Abstract

Carbonate sediments on the Lacepede shelf contain up to 25% colorless to orange to dark red dolomite particles, as either single rhombs or rhomb clusters. This dolomite is present in variable amounts across the shelf in quartzose bivalve-bryozoan sediments, which are a mixture of modern and relict late Pleistocene particles. Rhombs range from sharply edged to abraded to completely rounded. Abraded aggregates are loosely cemented by high-Mg calcite and in places have pristine, unabraded rhombs attached. The dolomite is Ca rich (∼44 mol% MgCO3), Fe poor, and intricately zoned as seen under cathodoluminescence. Sr isotopes are compatible with precipitation from seawater of modern composition; crystals from one locality have a 14C age of 28 ka.
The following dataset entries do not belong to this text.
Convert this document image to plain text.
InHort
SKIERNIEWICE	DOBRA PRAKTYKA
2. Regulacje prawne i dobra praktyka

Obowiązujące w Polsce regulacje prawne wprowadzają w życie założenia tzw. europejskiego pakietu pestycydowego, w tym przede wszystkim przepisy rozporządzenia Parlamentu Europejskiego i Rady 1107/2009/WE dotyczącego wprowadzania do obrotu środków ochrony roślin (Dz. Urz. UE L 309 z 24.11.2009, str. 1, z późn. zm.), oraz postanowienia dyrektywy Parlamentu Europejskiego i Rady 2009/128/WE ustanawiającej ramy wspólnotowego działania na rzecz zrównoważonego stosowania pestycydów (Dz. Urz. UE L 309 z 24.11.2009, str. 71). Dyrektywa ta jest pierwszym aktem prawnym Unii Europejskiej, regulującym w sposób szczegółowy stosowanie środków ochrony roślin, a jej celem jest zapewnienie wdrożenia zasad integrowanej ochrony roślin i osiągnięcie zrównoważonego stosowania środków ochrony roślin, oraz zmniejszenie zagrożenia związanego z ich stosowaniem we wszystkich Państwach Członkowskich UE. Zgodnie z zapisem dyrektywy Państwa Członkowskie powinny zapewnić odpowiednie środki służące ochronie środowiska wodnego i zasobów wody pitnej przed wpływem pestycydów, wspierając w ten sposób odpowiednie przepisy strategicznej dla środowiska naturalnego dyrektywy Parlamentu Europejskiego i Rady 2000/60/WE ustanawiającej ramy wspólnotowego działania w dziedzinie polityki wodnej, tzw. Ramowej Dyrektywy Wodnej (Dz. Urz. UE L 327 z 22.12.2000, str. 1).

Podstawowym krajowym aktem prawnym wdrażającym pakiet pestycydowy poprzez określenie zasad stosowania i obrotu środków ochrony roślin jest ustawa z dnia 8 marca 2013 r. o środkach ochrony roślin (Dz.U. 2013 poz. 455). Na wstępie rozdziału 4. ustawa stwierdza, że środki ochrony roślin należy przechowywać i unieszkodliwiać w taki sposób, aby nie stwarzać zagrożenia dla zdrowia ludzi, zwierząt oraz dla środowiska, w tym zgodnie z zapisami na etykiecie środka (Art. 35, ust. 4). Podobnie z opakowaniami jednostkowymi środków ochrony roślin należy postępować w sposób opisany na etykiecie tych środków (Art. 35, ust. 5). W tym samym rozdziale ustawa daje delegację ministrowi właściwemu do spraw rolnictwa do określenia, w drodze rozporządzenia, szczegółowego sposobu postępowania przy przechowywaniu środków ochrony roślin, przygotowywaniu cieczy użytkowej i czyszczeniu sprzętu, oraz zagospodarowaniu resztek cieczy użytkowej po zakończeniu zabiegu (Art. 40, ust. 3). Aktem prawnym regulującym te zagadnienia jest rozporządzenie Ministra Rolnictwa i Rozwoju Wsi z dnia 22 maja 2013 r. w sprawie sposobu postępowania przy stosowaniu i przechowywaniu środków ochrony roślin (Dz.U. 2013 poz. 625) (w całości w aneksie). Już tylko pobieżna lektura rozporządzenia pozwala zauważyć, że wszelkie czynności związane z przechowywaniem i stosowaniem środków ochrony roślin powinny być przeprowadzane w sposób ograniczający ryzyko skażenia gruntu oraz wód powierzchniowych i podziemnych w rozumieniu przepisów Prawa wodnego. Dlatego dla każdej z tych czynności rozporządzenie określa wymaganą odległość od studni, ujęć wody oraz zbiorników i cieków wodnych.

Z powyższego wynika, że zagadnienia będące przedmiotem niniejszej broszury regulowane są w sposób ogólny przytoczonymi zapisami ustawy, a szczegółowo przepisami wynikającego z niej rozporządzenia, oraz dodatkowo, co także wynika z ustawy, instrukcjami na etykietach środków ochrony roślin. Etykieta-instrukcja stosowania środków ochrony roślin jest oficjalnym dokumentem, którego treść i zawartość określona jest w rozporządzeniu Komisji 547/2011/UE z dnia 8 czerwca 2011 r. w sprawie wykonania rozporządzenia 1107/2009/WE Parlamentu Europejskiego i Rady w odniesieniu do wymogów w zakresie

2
Stable isotopes of carbon and oxygen are similar to those of dolomite precipitated from seawater. The size, composition, and geochemistry of the crystals are incompatible with their originating in nearby Holocene Coorong and older Tertiary dolomites. The dolomite is interpreted as having formed initially during late Pleistocene time, a period of fluctuating sea level on the Lacepede shelf, in mildly reducing sediments just below the sediment-water interface. The crystals have since been reworked somewhat, and dolomite may be forming on these nuclei today. Such scattered dolomite could be interpreted as postdepositional in ancient limestones. When these sediments are buried, the rhombs might act as nuclei for further precipitation of dolomite from subsurface fluids.